Earlier I talked about how difficult it will be when my 5 y/o daughter begins Kindergarten…Children often play with such fun stuff at that age— gluing arts and crafts, molding clay, making Masterpieces with finger paint. It’s already difficult to teach my child that many foods contain gluten and she needs to avoid them– cupcakes, candy, pretzels, crackers, etc. These are fun foods that are often used in classroom parties. It’s not uncommon for children to share their lunches with their classmates. Now, to add the fun activities to the equation, being a child with Celiac Disease can be depressing!
Fortunately, my child is very aware of the consequences after consuming gluten. The experience is so painful that she very much tries to avoid gluten. She has become her own advocate. It also helps to have a big sister who also understands the consequences of what happens to her little sister. Her big sis, Meg, has also become a great watchful eye and advocate.
Talking to both children about what contains gluten is so important and just as important is educating them that there are always alternatives to items that do contain gluten. For example, Kait said to me once, “Mommy, you know who is Sweet and who is Sassy?” (referring to her and her sister). She explained, “Meg is Sweet and I am Sassy, because Sweet has gluten.” When she said this, I knew she was understanding, to an extent, what contains gluten. I thought this was rather an informed observation for only 5 years of age.

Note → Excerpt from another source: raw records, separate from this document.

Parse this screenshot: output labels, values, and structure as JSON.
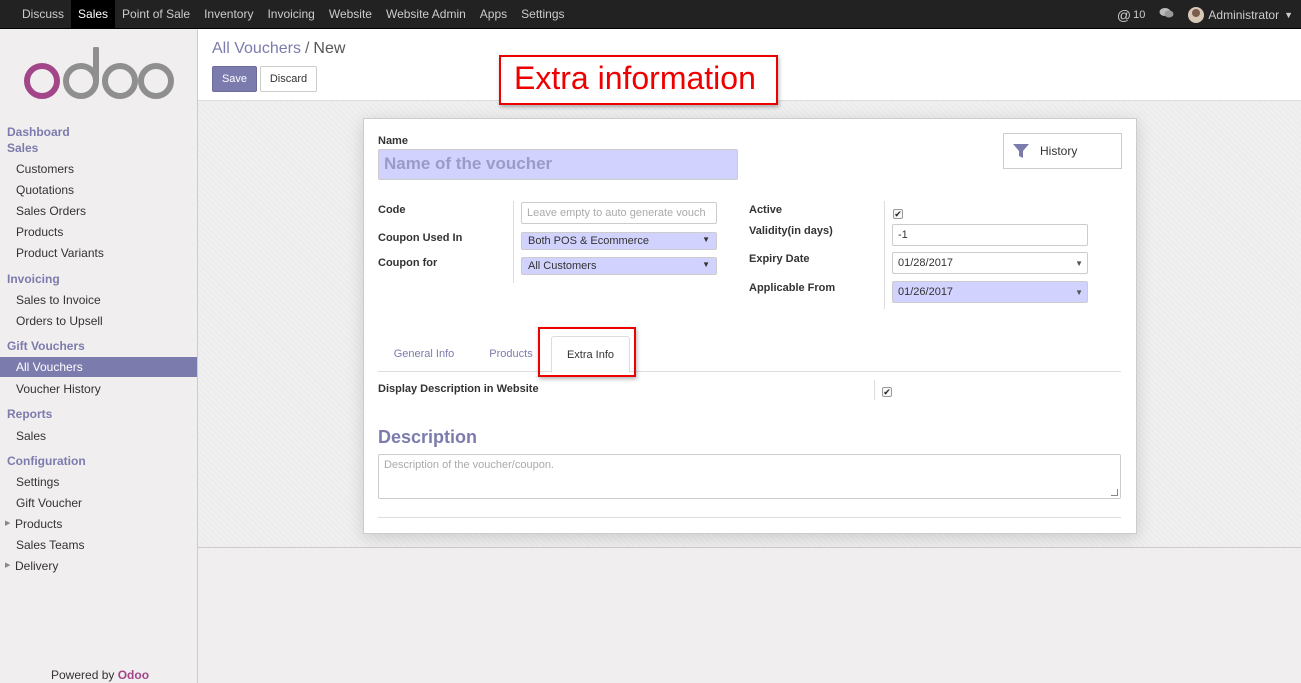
{
  "topbar": {
    "menu": [
      {
        "label": "Discuss",
        "active": false
      },
      {
        "label": "Sales",
        "active": true
      },
      {
        "label": "Point of Sale",
        "active": false
      },
      {
        "label": "Inventory",
        "active": false
      },
      {
        "label": "Invoicing",
        "active": false
      },
      {
        "label": "Website",
        "active": false
      },
      {
        "label": "Website Admin",
        "active": false
      },
      {
        "label": "Apps",
        "active": false
      },
      {
        "label": "Settings",
        "active": false
      }
    ],
    "mentions_icon": "at-icon",
    "mentions_count": "10",
    "chat_icon": "chat-bubbles-icon",
    "user_name": "Administrator"
  },
  "sidebar": {
    "logo_text": "odoo",
    "sections": [
      {
        "title": "Dashboard"
      },
      {
        "title": "Sales",
        "items": [
          "Customers",
          "Quotations",
          "Sales Orders",
          "Products",
          "Product Variants"
        ]
      },
      {
        "title": "Invoicing",
        "items": [
          "Sales to Invoice",
          "Orders to Upsell"
        ]
      },
      {
        "title": "Gift Vouchers",
        "items": [
          "All Vouchers",
          "Voucher History"
        ]
      },
      {
        "title": "Reports",
        "items": [
          "Sales"
        ]
      },
      {
        "title": "Configuration",
        "items": [
          "Settings",
          "Gift Voucher",
          "Products",
          "Sales Teams",
          "Delivery"
        ]
      }
    ],
    "active_item": "All Vouchers",
    "powered_by": "Powered by",
    "powered_brand": "Odoo"
  },
  "control_panel": {
    "breadcrumb_link": "All Vouchers",
    "breadcrumb_sep": "/",
    "breadcrumb_current": "New",
    "save_label": "Save",
    "discard_label": "Discard"
  },
  "form": {
    "name_label": "Name",
    "name_placeholder": "Name of the voucher",
    "history_label": "History",
    "code_label": "Code",
    "code_placeholder": "Leave empty to auto generate vouch",
    "coupon_used_in_label": "Coupon Used In",
    "coupon_used_in_value": "Both POS & Ecommerce",
    "coupon_for_label": "Coupon for",
    "coupon_for_value": "All Customers",
    "active_label": "Active",
    "active_checked": true,
    "validity_label": "Validity(in days)",
    "validity_value": "-1",
    "expiry_label": "Expiry Date",
    "expiry_value": "01/28/2017",
    "applicable_label": "Applicable From",
    "applicable_value": "01/26/2017",
    "tabs": [
      {
        "label": "General Info",
        "active": false
      },
      {
        "label": "Products",
        "active": false
      },
      {
        "label": "Extra Info",
        "active": true
      }
    ],
    "display_desc_label": "Display Description in Website",
    "display_desc_checked": true,
    "description_title": "Description",
    "description_placeholder": "Description of the voucher/coupon."
  },
  "annotation": {
    "text": "Extra information",
    "color": "#ee0000"
  },
  "colors": {
    "accent": "#7c7bad",
    "required_bg": "#d2d2ff",
    "brand": "#a24689"
  }
}
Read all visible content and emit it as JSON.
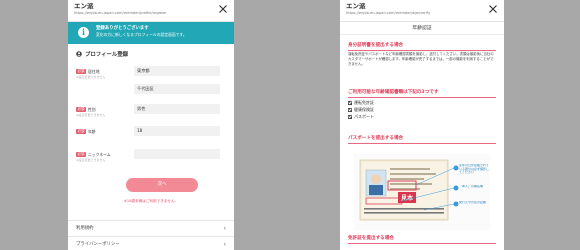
{
  "left_phone": {
    "header": {
      "title": "エン派",
      "url": "https://enjob.en-japan.com/member/profile/register"
    },
    "notice": {
      "title": "登録ありがとうございます",
      "body": "変化の方に新しくなるプロフィールの設定画面です。"
    },
    "section_title": "プロフィール登録",
    "fields": [
      {
        "required": "必須",
        "label": "居住地",
        "sub": "※設定変更できません",
        "values": [
          "東京都",
          "千代田区"
        ]
      },
      {
        "required": "必須",
        "label": "性別",
        "sub": "※設定変更できません",
        "values": [
          "男性"
        ]
      },
      {
        "required": "必須",
        "label": "年齢",
        "sub": "",
        "values": [
          "18"
        ]
      },
      {
        "required": "必須",
        "label": "ニックネーム",
        "sub": "※設定変更できません",
        "values": [
          ""
        ]
      }
    ],
    "submit_label": "次へ",
    "note": "※18歳未満はご利用できません。",
    "footer": [
      {
        "label": "利用規約",
        "chevron": "›"
      },
      {
        "label": "プライバシーポリシー",
        "chevron": "›"
      }
    ]
  },
  "right_phone": {
    "header": {
      "title": "エン派",
      "url": "https://enjob.en-japan.com/member/age/verify"
    },
    "page_title": "年齢認証",
    "section1": {
      "heading": "身分証明書を提出する場合",
      "body": "運転免許証やパスポートなど年齢確認書類を撮影し、送付してください。書類は撮影後に当社のカスタマーサポートが確認します。年齢確認が完了するまでは、一部の機能を利用することができません。"
    },
    "section2": {
      "heading": "ご利用可能な年齢確認書類は下記の3つです",
      "items": [
        "運転免許証",
        "健康保険証",
        "パスポート"
      ]
    },
    "section3": {
      "heading": "パスポートを提出する場合",
      "callouts": [
        "生年月日が記載されている部分は必ず撮影してください",
        "「本人」の署名欄",
        "発行元や氏名の記載"
      ],
      "stamp": "見本"
    },
    "section4": {
      "heading": "免許証を提出する場合"
    }
  },
  "colors": {
    "accent_pink": "#e03d5a",
    "teal": "#22a7b6",
    "button_pink": "#f28a95"
  },
  "icons": [
    "close-icon",
    "info-icon",
    "person-icon",
    "chevron-right-icon",
    "checkbox-icon"
  ]
}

I’ve talked about the challenges at summer camp. I’ve since provided gf gummy worms so that she can enjoy with the rest of her camp buddies. Today, however, Kait was given some juice (Of course, it still troubles me that the camp is continuing to provide my child with food despite my pleads not to do so!). Being cautious, she approached her sister, Meg, with the juice and asked her to check to see if it has gluten. Another suggestion from a parent of children with Celiacs- review the food labels and ingredients with the children and identify ingredients or labels that suggest gluten or gluten free. Since Meg can read, she was able to tell her sister that the juice did not contain any gluten ingredients.

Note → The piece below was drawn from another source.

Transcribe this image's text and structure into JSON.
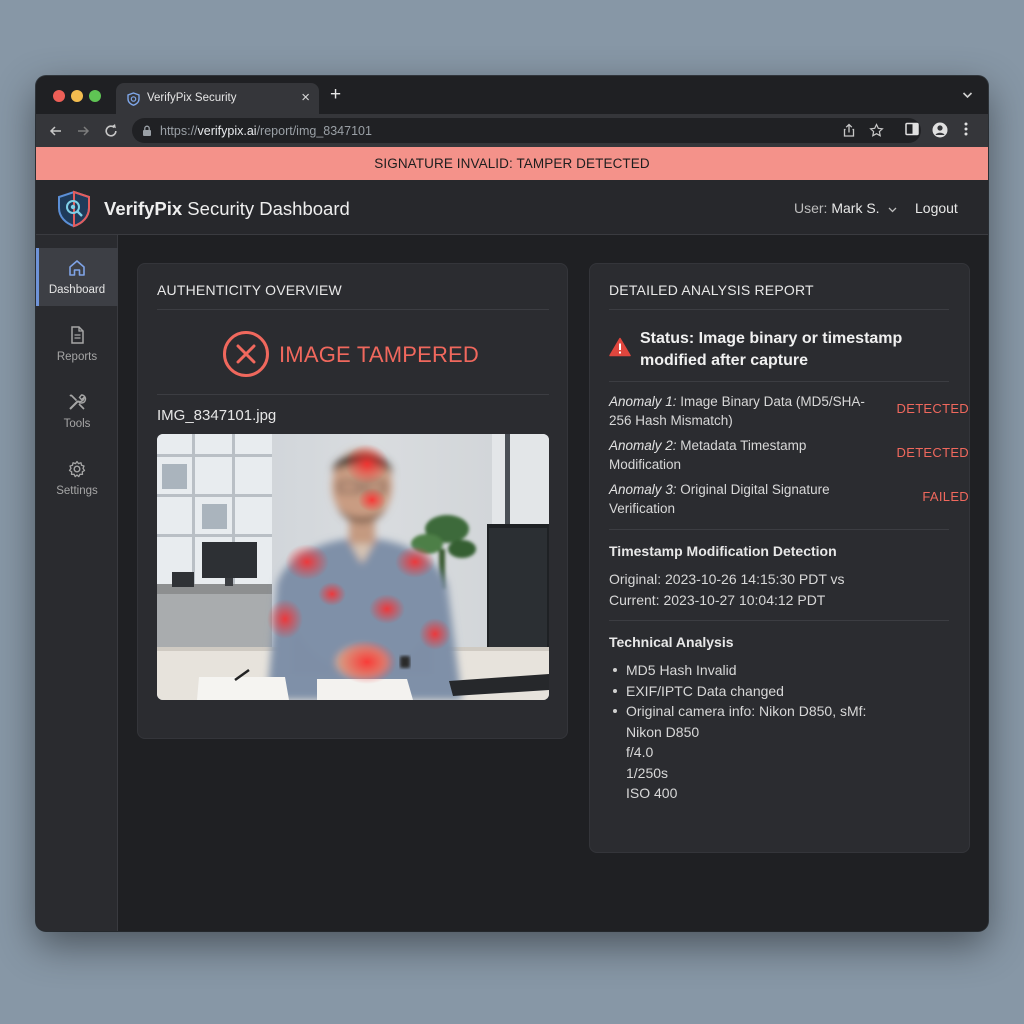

When Kait enters Kindergarten this Fall, she will not be able to have her sister with her to look out for gluten-laden items. I need to provide some protection for my child (hence the 504 plan), but I know there will be instances that the potential of exposure will be there. So, what do I do?

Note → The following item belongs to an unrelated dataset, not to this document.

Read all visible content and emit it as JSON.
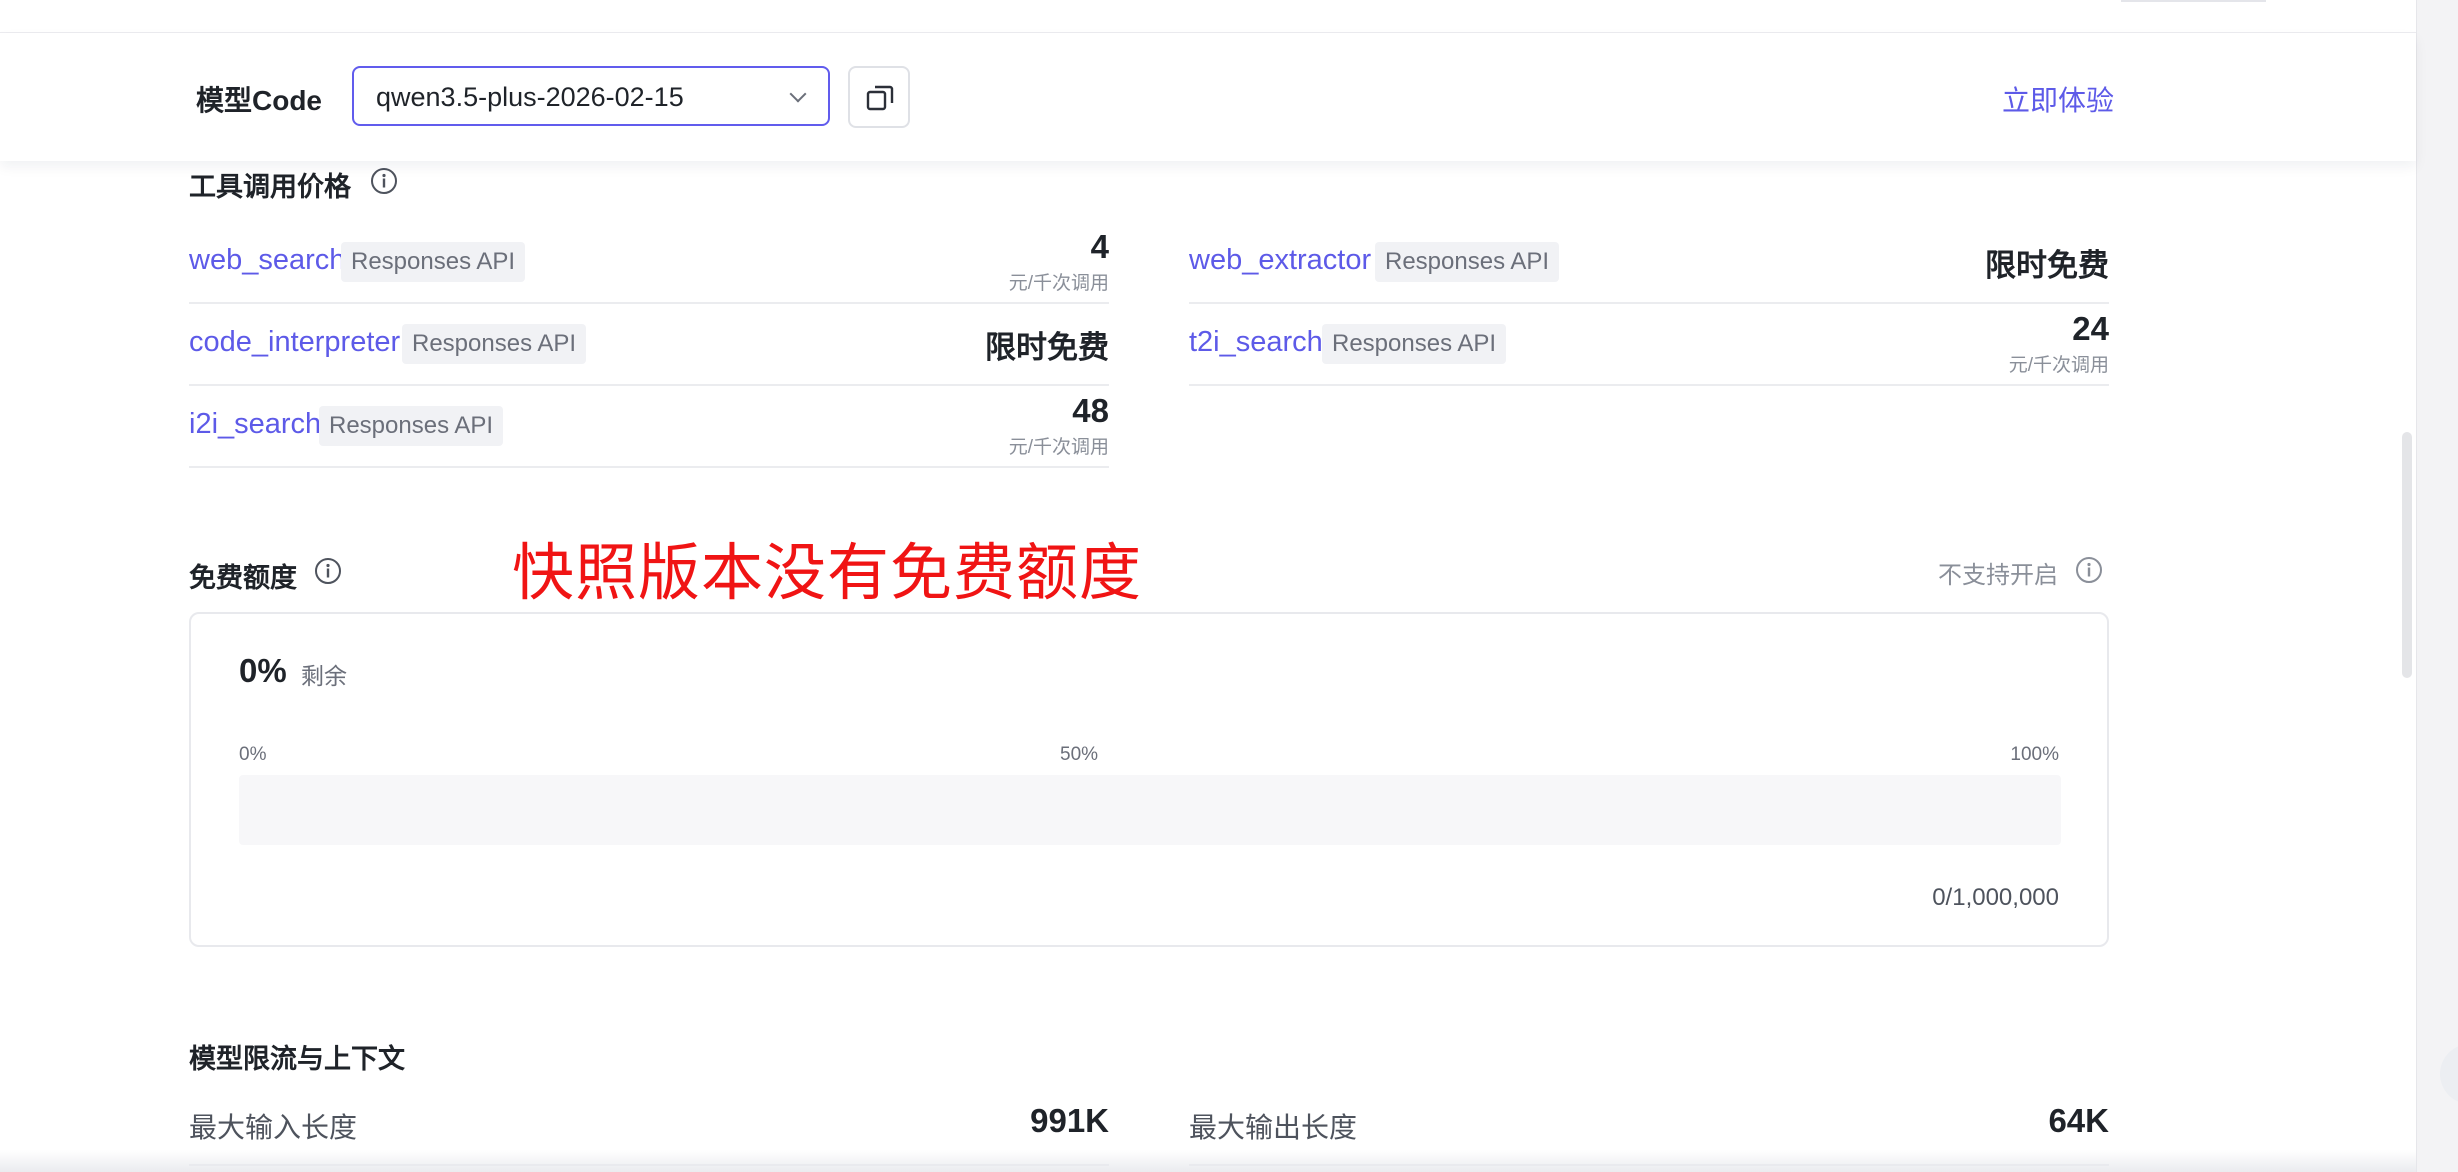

I’ve discussed before that being aware of classroom parties ahead of time is important. I can provide comparable GF foods without Kait feeling isolated. I need to continue educating my child and reminding her that her best bet is to only eat what mommy provides. For any temptation from friends in the lunch room, she will learn the hard way.
What about the playful fun in the classroom? Using Cheerios for counting lessons, play-doh for fine motor skills, etc. Counting manipulates do not need to be a food item, so informing the teacher of this is a simple solution. Also, there are gf glues out there— Elmer’s glue is known to be gf. So, providing gf glue and ensuring that she is the only one who touches it (important note there, “only one”— very easy for cross-contamination with little hands!). There is GF “play-doh”, or modeling clay. There are at least two brands that I’m aware are gf– Aroma Dough and Colorations. You can also make your own gf modeling dough. Here’s a simple recipe:
- 1/2 cup rice flour
- 1/2 cup corn starch (or arrowroot)
- 1/2 cup salt
- 2 tsp cream of tarter
- 1 cup water
- 1 tsp cooking oil
- Food coloring, if desired
We may be making our own “Play-Doh” since my Kait loves cooking in the kitchen!! If we make it, I’m sure it will be yellow (Kait’s favorite color)!